Several drivers were huddled around Blaney, who was sitting in the best position possible in the event that the race were to be called off if the track was unable to be repaired or if the weather took a turn for the worst. The driver of the No. 36 Ollie's Bargain Outlet Chevrolet for Tommy Baldwin Racing (TBR) started Monday night’s race from 24th, a very respectable position for an underfunded team.

Since entering the Sprint Cup Series full-time in 2000, Blaney has earned two poles, four top fives and 28 top 10s with 105 DNFs. Of all the drivers to be up front in the season-opener, Blaney was probably one of the most unlikely candidates.

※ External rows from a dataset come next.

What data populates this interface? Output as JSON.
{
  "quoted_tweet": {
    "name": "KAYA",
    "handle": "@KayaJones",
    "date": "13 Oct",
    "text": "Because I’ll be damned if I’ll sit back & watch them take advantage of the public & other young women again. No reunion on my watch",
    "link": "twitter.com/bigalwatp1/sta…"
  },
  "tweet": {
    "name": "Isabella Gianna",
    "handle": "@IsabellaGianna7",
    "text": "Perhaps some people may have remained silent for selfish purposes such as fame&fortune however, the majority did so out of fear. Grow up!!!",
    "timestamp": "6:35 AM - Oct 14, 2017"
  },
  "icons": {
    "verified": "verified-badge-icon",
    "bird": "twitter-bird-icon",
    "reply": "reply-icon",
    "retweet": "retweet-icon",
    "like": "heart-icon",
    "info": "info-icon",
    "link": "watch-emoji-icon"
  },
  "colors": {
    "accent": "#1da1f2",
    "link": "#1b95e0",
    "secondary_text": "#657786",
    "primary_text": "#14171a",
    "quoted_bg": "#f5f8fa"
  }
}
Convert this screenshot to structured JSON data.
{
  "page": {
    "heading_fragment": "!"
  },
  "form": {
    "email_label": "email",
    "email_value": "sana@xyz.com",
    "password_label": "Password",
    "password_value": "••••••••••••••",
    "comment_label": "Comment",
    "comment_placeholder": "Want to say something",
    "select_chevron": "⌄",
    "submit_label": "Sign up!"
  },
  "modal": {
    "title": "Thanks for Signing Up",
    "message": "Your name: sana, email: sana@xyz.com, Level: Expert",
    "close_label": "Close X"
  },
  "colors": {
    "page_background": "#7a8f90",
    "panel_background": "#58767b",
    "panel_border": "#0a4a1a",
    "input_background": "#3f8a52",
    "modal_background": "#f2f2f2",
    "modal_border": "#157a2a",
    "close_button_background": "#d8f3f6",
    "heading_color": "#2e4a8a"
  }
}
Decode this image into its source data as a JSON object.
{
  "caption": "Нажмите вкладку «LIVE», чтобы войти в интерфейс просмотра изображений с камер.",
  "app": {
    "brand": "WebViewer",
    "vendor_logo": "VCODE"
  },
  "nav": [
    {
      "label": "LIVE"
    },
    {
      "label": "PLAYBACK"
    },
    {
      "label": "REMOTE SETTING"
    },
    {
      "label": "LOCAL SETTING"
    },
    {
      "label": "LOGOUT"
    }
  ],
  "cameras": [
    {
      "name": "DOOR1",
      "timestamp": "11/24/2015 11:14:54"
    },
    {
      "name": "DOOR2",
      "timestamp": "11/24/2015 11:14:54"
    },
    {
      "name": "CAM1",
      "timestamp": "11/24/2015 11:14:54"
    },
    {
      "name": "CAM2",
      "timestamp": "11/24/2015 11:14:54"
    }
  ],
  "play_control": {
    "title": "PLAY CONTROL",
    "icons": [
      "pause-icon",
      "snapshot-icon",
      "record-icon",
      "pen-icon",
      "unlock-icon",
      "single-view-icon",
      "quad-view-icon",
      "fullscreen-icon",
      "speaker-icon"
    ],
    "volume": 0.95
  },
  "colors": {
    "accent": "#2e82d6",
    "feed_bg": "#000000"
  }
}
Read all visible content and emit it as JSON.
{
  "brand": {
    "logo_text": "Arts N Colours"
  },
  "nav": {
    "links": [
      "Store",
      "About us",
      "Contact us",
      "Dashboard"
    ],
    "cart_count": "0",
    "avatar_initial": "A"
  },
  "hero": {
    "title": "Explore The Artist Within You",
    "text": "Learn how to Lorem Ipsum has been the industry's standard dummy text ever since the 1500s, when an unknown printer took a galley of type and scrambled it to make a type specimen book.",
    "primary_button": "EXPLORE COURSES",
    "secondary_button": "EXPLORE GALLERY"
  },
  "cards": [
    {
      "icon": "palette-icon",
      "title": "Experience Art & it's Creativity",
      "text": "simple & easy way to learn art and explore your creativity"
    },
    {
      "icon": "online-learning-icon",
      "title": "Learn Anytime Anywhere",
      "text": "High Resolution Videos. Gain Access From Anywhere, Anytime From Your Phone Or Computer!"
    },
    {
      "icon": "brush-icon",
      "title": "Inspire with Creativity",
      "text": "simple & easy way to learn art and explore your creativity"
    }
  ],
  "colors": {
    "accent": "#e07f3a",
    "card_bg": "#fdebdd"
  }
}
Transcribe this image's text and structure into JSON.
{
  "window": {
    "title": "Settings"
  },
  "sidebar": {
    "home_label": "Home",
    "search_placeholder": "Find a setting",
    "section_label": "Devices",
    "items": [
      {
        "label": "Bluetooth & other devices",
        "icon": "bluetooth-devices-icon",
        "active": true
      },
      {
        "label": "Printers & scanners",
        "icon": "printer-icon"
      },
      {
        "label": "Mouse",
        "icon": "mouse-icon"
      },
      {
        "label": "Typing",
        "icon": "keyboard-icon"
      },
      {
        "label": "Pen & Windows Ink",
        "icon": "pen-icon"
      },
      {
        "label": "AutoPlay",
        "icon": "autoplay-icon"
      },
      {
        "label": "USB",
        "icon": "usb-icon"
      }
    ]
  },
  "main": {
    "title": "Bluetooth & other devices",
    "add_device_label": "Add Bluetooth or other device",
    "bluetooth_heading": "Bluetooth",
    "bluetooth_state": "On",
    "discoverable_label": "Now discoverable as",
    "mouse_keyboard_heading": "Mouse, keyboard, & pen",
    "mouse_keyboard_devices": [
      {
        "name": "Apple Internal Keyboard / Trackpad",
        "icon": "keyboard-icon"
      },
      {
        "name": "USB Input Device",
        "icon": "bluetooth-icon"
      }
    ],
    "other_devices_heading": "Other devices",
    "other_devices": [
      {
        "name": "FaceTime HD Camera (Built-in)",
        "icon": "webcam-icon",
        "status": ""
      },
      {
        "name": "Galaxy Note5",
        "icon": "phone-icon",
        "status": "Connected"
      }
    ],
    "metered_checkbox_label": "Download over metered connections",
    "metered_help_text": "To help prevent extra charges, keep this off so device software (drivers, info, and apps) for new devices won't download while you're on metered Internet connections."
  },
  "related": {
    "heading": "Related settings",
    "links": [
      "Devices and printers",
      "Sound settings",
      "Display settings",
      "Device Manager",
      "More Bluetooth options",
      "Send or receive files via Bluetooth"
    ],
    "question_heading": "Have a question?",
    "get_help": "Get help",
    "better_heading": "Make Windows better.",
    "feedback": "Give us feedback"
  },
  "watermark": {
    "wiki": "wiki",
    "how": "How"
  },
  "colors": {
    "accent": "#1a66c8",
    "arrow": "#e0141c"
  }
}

After a caution on just the second lap of the race, one for a crash involving five-time champion Jimmie Johnson, Blaney’s crew chief Ryan Pemberton made the call for Blaney to stay out and restart the race in 20th.

After several pit stops, including one to repair a popped tire which caused damage to the front fender, Blaney stayed toward the back of the pack until after the midway point of the race and once again made his way toward the front, ultimately ending up in 15th.

“That was our goal; to get as many points as we could in case something happens with qualifying in the next few weeks,” said Blaney following the lengthy season-opener. “I’m just glad we had the finish we had and got a lot of good exposure for our team and Ollie’s during the broadcast,” he said.

In the October 2011 race at Talladega, Blaney earned TBR their best finish of third. In the spring event at that same track, the driver led 21 laps.

Next week, Blaney will race in the Subway Fresh Fit 500 at Phoenix International Raceway, alongside teammate David Reutimann, who will make his TBR debut driving the No. 10 Chevrolet.

Other unexpected performances in the Daytona 500 include: Jeff Burton who finished fifth after starting ninth; Joey Logano who finished ninth in his best Daytona 500 performance to date; Marcos Ambrose who finished 13th even after wrecking and Ricky Stenhouse Jr. who, after managing to avoid all wrecks, finished 20th, one position ahead of where he started.

Earnhardt Jr. and his teammate Kasey Kahne were the only two Hendrick drivers left on the track for much of the race after Johnson and Jeff Gordon were both involved in earlier incidents. Earnhardt Jr. had a very successful Daytona 500, spending much of the race up in front, managing to avoid all of the chaos and pulling out a second-place finish in the last possible seconds of the race.

With much of the focus on the eventful Sprint Cup Series season-opener, it’s easy to overlook the results from the other events throughout Daytona Speedweeks. John King, driving for Red Horse Racing in his debut season, won Friday’s Camping World Truck Series race. King, who is currently ranked first in the point standings, has just two career wins – both in late models.

Saturday’s Nationwide Series trophy was taken home by James Buescher who ended up first despite running in 11th in Turn 4 of the final lap – luckily for him, all of the drivers in front of him wrecked, clearing the way to his first career victory to add to a record of only two top fives and six top-10 finishes.